We already do this in our Plan1d and other plan objects too.

In practice, calling Plan1d does seem to allocate the work area, at least by default (see new script test_cache_sizes.py in same repo). If there is a way to call Plan1d so it doesn't create a work area, I couldn't find it in the documentation, and my guess of adding "work_area=None" as an argument didn't work. If there is a way to do this and you could point me to documentation and/or an example script, I'd be very grateful. That would solve everything for us.

The penalty from a cache miss is not from generating the plan, it's from cuda allocating the work area for the plan when cuda creates it. If instead you have cuda create a plan without a work area, and use a cupy-allocated array for the work area, the penalty for a cache miss becomes tiny (shrinks by two orders of magnitude for me).

This is not true. As I said, CuPy already turned off cuFFT's auto allocation of workarea, and instead drew memory from CuPy's mempool. The time is all spent in constructing a cuFFT plan via cuFFTMakePlan1d inside Plan1d(), which is known very costly.

For large arrays, it's so small that there's no benefit to even having a pre-computed plan,

This is again not true for the aforementioned reason.

In practice, calling Plan1d does seem to allocate the work area, at least by default

Yes, but the workarea is allocated from CuPy's mempool, not done by cuFFT or explicitly calling cudaMalloc. So it's fast and you too observed it.

If there is a way to call Plan1d so it doesn't create a work area, I couldn't find it in the documentation, and my guess of adding "work_area=None" as an argument didn't work. If there is a way to do this and you could point me to documentation and/or an example script, I'd be very grateful. That would solve everything for us.

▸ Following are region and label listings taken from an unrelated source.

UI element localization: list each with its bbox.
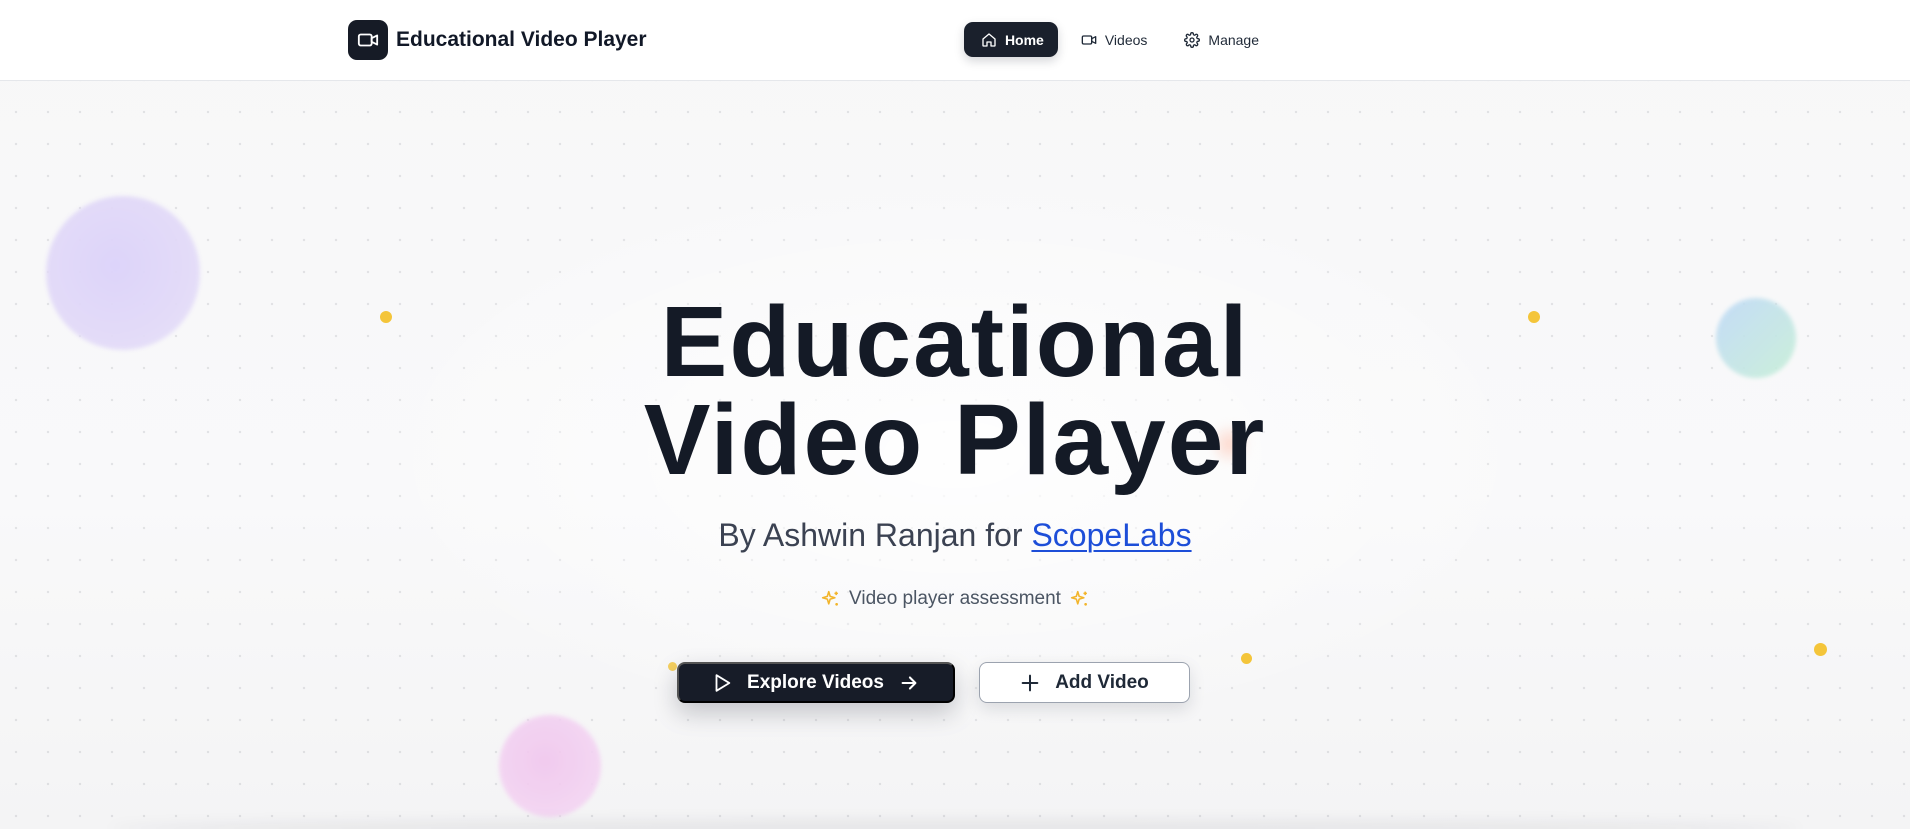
nav-item-manage[interactable]: Manage (1167, 22, 1273, 57)
plus-icon (1021, 674, 1039, 691)
nav-item-label: Home (1004, 31, 1044, 48)
scopelabs-link[interactable]: ScopeLabs (1031, 517, 1191, 553)
nav-item-label: Manage (1208, 31, 1259, 48)
hero-title-line1: Educational (660, 286, 1250, 398)
main-nav: Home Videos Manage (963, 22, 1273, 57)
byline: By Ashwin Ranjan for ScopeLabs (0, 517, 1910, 554)
brand[interactable]: Educational Video Player (348, 20, 647, 60)
arrow-right-icon (901, 675, 917, 690)
video-camera-icon (1081, 34, 1097, 45)
cta-group: Explore Videos Add Video (0, 662, 1910, 703)
tagline-text: Video player assessment (849, 588, 1061, 609)
home-icon (982, 32, 996, 47)
add-video-button[interactable]: Add Video (978, 662, 1190, 703)
sparkles-icon (1070, 590, 1087, 606)
nav-item-label: Videos (1104, 31, 1148, 48)
page: Educational Video Player Home Videos Man… (0, 0, 1910, 829)
nav-item-videos[interactable]: Videos (1064, 22, 1162, 57)
add-video-label: Add Video (1055, 671, 1149, 693)
top-navbar: Educational Video Player Home Videos Man… (0, 0, 1910, 81)
tagline: Video player assessment (0, 588, 1910, 610)
hero-section: Educational Video Player By Ashwin Ranja… (0, 81, 1910, 829)
gear-icon (1184, 31, 1201, 48)
byline-text: By Ashwin Ranjan for (718, 517, 1023, 553)
explore-videos-button[interactable]: Explore Videos (676, 662, 955, 703)
hero-title-line2: Video Player (643, 384, 1267, 496)
nav-item-home[interactable]: Home (963, 22, 1058, 57)
sparkles-icon (821, 590, 838, 606)
explore-videos-label: Explore Videos (747, 671, 884, 693)
brand-title: Educational Video Player (396, 28, 647, 51)
play-icon (715, 673, 731, 692)
hero-title: Educational Video Player (0, 286, 1910, 496)
video-camera-icon (348, 20, 388, 60)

Let me think of a proper way to get this (and other) issue addressed. I think what you said earlier:

Switching to run-time work area assignment for non-tiny arrays means you could probably afford a per-stream/thread plan cache and avoid pretty much all race conditions.

is probably a good idea to pursue. But I might be slow due to my day job.

The time is all spent in constructing a cuFFT plan via cuFFTMakePlan1d inside Plan1d(), which is known very costly.

So, I'm very confused about what's going on now, at least with rfft/irfft. I know you said earlier when I looped with cp.fft.rfft/irfft that the time was all in the plan generation, but if I manually call Plan1d, then I get decent performance (it's still maybe 10% or so slower than when I call cuda directly, but it's at least close). What I don't understand is why rfft/irfft is so much slower than when I just call Plan1d. I've got a purely cupy code now that ffts by creating a plan via Plan1d, creating an output array, calling the fft, then deleting the plan. rfft/irfft are 60% slower then that, so they must be doing something else.

When you said that rfft/irfft were spending all their time in Plan1d, the only way that made sense to me was if Plan1d was using the cuda malloc. Having tried Plan1d myself now, I see what you mean, but that still leaves a mystery (to me at least) about what's going on inside rfft/irfft. Anyways, for our purposes, we can go the Plan1d route.

is probably a good idea to pursue. But I might be slow due to my day job.

Thanks for all your time and feedback, I really appreciate it!